STX Entertainment President Sophie Watts is leaving her role at the entertainment company after complaining of harassment by her boss CEO Robert Simonds, according to two individuals with knowledge of the situation.
Watts has been absent from STX since at least December. She resigned officially on Tuesday.
Reached for comment, Watts said, “I can’t comment on any of this.”
TheWrap attempted to reach Simonds by email and phone, with no reply. Company spokeswoman Patti Rockenwagner also did not respond to multiple emails and phone calls ahead of publication seeking response.
Update: 30 minutes after the publication of this story, STX sent a press release announcing Watts’ departure. It said she would “focus on new business opportunities.”
Second update: A lawyer for STX contacted TheWrap after publication and called the story “inaccurate in many respects,” but did not address the harrassment allegation directly.
The situation is highly unusual in that Watts, one of the top women executives in Hollywood, is openly gay. Simonds, who is married and heterosexual, is accused by Watts, his subordinate, of systematic harassment.
Simonds’ relationship to Watts, who co-founded the company with him in 2012, was described by the two individuals with knowledge of the situation as “obsessive.”

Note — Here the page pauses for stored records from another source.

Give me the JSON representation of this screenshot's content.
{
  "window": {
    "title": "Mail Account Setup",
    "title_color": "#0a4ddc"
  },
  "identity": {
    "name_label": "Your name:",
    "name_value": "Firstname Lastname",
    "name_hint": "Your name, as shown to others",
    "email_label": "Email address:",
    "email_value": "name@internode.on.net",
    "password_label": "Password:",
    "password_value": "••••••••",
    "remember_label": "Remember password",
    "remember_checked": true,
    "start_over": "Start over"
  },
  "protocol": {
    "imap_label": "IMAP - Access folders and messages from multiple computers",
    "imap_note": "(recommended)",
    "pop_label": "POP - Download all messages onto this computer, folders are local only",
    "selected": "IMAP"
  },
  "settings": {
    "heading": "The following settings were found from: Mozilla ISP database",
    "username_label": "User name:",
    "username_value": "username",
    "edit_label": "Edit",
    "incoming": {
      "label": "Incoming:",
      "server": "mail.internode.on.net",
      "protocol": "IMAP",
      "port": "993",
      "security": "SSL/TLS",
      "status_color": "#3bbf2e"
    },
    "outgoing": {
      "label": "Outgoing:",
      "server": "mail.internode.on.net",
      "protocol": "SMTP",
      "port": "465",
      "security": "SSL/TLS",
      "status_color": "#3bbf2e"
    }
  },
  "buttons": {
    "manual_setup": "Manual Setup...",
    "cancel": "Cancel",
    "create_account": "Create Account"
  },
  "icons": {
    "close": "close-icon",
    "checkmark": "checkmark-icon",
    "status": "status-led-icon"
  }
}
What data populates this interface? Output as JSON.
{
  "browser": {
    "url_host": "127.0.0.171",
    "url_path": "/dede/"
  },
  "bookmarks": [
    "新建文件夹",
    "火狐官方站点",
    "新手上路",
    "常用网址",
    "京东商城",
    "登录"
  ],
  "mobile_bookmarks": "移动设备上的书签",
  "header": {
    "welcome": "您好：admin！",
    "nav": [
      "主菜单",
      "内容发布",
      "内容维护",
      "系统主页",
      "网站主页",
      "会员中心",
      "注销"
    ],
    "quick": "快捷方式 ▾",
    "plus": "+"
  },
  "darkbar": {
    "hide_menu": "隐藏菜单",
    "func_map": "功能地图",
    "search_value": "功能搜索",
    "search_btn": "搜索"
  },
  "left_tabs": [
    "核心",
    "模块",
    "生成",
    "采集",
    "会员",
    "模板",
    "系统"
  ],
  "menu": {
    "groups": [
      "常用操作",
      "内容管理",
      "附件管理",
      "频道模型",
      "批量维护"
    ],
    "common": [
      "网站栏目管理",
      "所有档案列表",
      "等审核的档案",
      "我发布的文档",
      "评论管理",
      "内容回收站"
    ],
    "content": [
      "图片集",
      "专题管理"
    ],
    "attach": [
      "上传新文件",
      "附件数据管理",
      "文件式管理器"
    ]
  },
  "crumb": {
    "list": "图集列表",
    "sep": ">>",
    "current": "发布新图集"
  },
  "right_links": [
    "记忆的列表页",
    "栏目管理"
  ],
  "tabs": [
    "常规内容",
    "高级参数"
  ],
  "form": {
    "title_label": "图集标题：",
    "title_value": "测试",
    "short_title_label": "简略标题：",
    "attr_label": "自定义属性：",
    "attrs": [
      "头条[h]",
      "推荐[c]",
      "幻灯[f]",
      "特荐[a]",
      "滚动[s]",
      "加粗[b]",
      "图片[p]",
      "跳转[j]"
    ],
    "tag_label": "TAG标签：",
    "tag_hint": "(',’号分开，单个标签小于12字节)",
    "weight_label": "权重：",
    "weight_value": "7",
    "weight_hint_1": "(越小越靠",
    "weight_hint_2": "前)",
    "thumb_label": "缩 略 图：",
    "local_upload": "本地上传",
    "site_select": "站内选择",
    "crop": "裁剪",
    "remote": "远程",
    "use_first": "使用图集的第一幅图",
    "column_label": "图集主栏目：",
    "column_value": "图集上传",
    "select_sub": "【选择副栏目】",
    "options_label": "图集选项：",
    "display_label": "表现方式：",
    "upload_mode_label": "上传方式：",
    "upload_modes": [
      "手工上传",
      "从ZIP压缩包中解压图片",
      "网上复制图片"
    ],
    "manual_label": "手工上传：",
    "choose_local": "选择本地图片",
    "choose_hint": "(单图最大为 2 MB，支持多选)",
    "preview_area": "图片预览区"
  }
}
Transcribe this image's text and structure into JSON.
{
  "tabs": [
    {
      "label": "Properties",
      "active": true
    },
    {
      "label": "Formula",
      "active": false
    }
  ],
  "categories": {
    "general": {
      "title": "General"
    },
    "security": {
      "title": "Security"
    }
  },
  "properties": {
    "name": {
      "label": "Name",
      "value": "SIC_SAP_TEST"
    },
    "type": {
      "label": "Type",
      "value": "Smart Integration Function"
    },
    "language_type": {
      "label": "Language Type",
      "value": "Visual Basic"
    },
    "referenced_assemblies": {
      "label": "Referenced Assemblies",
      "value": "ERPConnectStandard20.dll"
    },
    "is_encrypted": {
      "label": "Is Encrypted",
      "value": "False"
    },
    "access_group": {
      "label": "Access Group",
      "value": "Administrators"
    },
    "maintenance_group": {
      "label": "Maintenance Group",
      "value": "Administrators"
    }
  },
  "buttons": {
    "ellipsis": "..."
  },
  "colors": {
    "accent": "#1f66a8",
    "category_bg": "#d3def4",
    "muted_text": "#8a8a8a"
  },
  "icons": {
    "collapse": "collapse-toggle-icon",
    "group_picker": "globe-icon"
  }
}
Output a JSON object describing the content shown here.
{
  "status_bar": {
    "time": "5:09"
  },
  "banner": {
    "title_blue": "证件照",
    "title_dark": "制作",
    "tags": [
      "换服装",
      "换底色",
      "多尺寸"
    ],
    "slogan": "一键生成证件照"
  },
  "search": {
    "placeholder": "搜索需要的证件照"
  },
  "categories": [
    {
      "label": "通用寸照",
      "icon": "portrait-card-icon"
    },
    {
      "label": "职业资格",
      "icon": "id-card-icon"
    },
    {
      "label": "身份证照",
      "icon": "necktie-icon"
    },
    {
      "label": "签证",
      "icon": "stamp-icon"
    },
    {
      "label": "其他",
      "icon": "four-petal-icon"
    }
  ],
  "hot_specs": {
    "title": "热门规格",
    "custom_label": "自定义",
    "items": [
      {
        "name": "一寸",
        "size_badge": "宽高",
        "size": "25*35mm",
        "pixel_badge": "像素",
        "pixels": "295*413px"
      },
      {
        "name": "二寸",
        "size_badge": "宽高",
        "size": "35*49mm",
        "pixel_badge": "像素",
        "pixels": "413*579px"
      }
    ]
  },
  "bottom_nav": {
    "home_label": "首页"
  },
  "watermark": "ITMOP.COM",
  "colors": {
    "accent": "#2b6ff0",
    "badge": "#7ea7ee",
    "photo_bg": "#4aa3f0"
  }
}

From left: Producer Suzanne Todd, Sophie Watts, Susan Sarandon
“It became an unhealthy obsession of his,” said one former employee. “It was common knowledge. They had some kind of friendship that was peculiar to everybody, because it made no sense why she was being anointed the way she was. He refused to let her have her own office. They had two desks facing each other. They traveled everywhere together… [In meetings] he complimented her every second — and inappropriately so — even if she hadn’t said a word or wasn’t there.”
Both individuals with knowledge of the relationship said that Simonds insisted that Watts keep her desk in his office. When she asked to move, no other space was made available except on another floor, where she was cut off from meetings and the information flow until she moved back to Simonds’ space, one of the individuals said.
The STX lawyer Bert Deixler said: “It is true that she regularly worked at a desk in Mr. Simonds’ office, but she had her own office.”
Watts complained repeatedly about the unwanted attention, according to both individuals. In September 2016, an outside attorney was brought in who recommended that a bodyguard be present when the two were alone in the office, and that they not fly to Asia together without others present, one of the insiders said. Deixler said: “There was no bodyguard, there was no recommendation. That’s not true.”
Neither recommendation was followed, the insider said, and Watts again found herself alone on 15-hour private flights to China with Simonds.
The two individuals also said that Simonds’ wife, Anne, believed the CEO and Watts were having sex. “Bob’s wife would call and scream, ‘Get Bob on the phone, or is he with Sophie?” She then asked if the two were having oral sex in the office, the former employee said. The second individual cited the same comment by Simonds’ wife.
Neither insider said they knew of a sexual relationship between Simonds and Watts.
STX was founded by Simonds, Watts and Bill McGlashan of TPG Growth in 2012.
The fledgling company landed the Chinese film company Huayi Brothers as a co-production and slate-financing partner, raising $1 billion to spend on acquisition titles and mid-budget original films in an industry increasingly reliant on tentpole films.
In media appearances, the untested Watts was touted as a sharp young visionary paired with Simonds, an experienced finance professional. In early meetings, Simonds boasted about his young charge — and he showed off their shared office to demonstrate the progressive company culture.
Said a third person, a former STX employee with knowledge of their dynamic: “They were super close. They relied on each other in a business sense. The psychological thing was — Sophie came in without a lot of experience. Bob would listen to her opinion. And people would think: ‘What does she have on him? Why would he listen to her above people who have experience in this field?’”
The studio struggled initially, with pricey flops like Matthew McConaughey’s “Free State of Jones” and the $60 million tween sci-fi film “The Space Between Us,” which grossed only $8 million in the U.S. The studio’s lone true hit was the 2016 Mila Kunis-Kristen Bell comedy “Bad Moms,” which took over $180 million worldwide on a $20 million budget.
STX has seen a series of high-profile executives depart, including president of production Cathy Schulman and president of marketing Jack Pan. Before him, president of digital Kathy Savitt remained in the position for less than a year. Chief content officer Oren Aviv was demoted to a producer on the family franchise “Ugly Dolls.”
One of the two people who said Watts felt harassed by Simonds spoke to Watts in October at a women’s leadership event, and said she was distraught.
“She said it was horrible and she had to leave,” the individual said. “She said, ‘I can’t have a life without him. He ruins every relationship I have.’”
But the final straw appears to have occurred at Variety’s Power of Women event on Oct. 13. One witness said Watts showed up and was seated next to Simonds, although men do not typically attend the event. Watts looked pained and left abruptly, the witness said. STX’s attorney Deixler said: “She left to go to a business meeting in the ordinary course of events. She didn’t leave abruptly.”